3. Mağdurun aşamalarda değişmeyen beyanında, olay tarihinde güvercinlerin alınması meselesi ile ilgili kendisinden şüphelendikleri için …, … ve …’in eve gelerek kendisini zorla araca bindirdiklerini, …’in evine götürdüklerini, burada darp ettiklerini, sol gözüne vurduklarını ve sonra tekrar evinin önüne getirip bıraktıklarını beyan ettiği anlaşılmıştır.

IV. GEREKÇE
Sanığın, üzerine atılı suçu birden fazla kişi ile birlikte gerçekleştirmesine rağmen 5237 sayılı Türk Ceza Kanunu’nun (5237 sayılı Kanun) 109 uncu maddesinin üçüncü fıkrasının (b) maddesinin uygulanmamış olması ayrıca sanığın atılı suçu ruh ve beden bakımından kendisini savunamayacak kişiye ve birden fazla kişi tarafından birlikte işlemesi karşısında, temel ceza belirlenirken 5237 sayılı Kanun’un 3 üncü ve 61 inci maddeleri gereğince aynı Kanun’un 109 uncu maddesinin üçüncü fıkrasının (b ve f ) bentlerindeki birden fazla nitelikli halin gerçekleştiği gözetilerek, temel hapis cezasının alt sınırdan uzaklaşmak suretiyle tayin edilmesi gerektiğinin gözetilmemesi aleyhe temyiz olmadığından bozma nedenleri yapılmamıştır.

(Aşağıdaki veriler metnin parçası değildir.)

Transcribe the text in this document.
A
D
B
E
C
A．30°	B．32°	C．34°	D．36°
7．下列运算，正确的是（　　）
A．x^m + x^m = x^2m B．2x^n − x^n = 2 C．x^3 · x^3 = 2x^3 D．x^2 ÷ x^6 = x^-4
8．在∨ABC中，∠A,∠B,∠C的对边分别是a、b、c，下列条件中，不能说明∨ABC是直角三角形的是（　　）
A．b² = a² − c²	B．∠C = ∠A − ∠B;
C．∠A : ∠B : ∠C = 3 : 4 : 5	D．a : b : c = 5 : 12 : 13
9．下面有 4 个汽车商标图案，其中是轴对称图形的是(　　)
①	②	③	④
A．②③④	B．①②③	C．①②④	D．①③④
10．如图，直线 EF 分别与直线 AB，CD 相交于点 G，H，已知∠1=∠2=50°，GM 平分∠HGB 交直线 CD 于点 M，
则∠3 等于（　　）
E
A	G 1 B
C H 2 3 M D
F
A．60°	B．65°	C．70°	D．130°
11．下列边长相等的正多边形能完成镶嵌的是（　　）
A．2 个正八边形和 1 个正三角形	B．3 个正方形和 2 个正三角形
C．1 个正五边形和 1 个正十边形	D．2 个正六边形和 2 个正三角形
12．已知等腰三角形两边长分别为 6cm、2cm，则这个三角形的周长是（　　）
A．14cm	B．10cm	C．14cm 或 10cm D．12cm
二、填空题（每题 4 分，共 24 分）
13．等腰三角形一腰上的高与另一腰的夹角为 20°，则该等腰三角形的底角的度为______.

Olaylar ve olgular bölümünde belirtilen hususlar ile dava dosyası kapsamındaki tüm deliller birlikte değerlendirildiğinde, sanığın atılı suçu işlediğine dair mahkeme kabulünde isabetsizlik görülmemiş, yargılama sürecindeki işlemlerin usûl ve kanuna uygun olarak yapıldığı, aşamalarda ileri sürülen iddia ve savunmaların toplanan tüm delillerle birlikte gerekçeli kararda gösterilip tartışıldığı, eylemin sanık tarafından gerçekleştirildiğinin saptandığı, vicdanî kanının dosya içindeki belge ve bilgilerle uyumlu olarak kesin verilere dayandırıldığı, eyleme uyan suç vasfı ile yaptırımların doğru biçimde belirlendiği anlaşıldığından sanık …’nin yerinde görülmeyen temyiz sebepleri reddedilmiştir.

V. KARAR
Gerekçe bölümünde açıklanan nedenle Zile Asliye Ceza Mahkemesinin 14.03.2023 tarihli kararında sanığın temyiz itirazları ve dikkate alınan sair hususlar yönünden herhangi bir hukuka aykırılık görülmediğinden sanık …’nin temyiz itirazlarının reddiyle hükmün Tebliğnameye uygun olarak, oy birliğiyle ONANMASINA,
Dava dosyasının, Mahkemesine gönderilmek üzere Yargıtay Cumhuriyet Başsavcılığına TEVDİİNE, 08.11.2023 tarihinde karar verildi.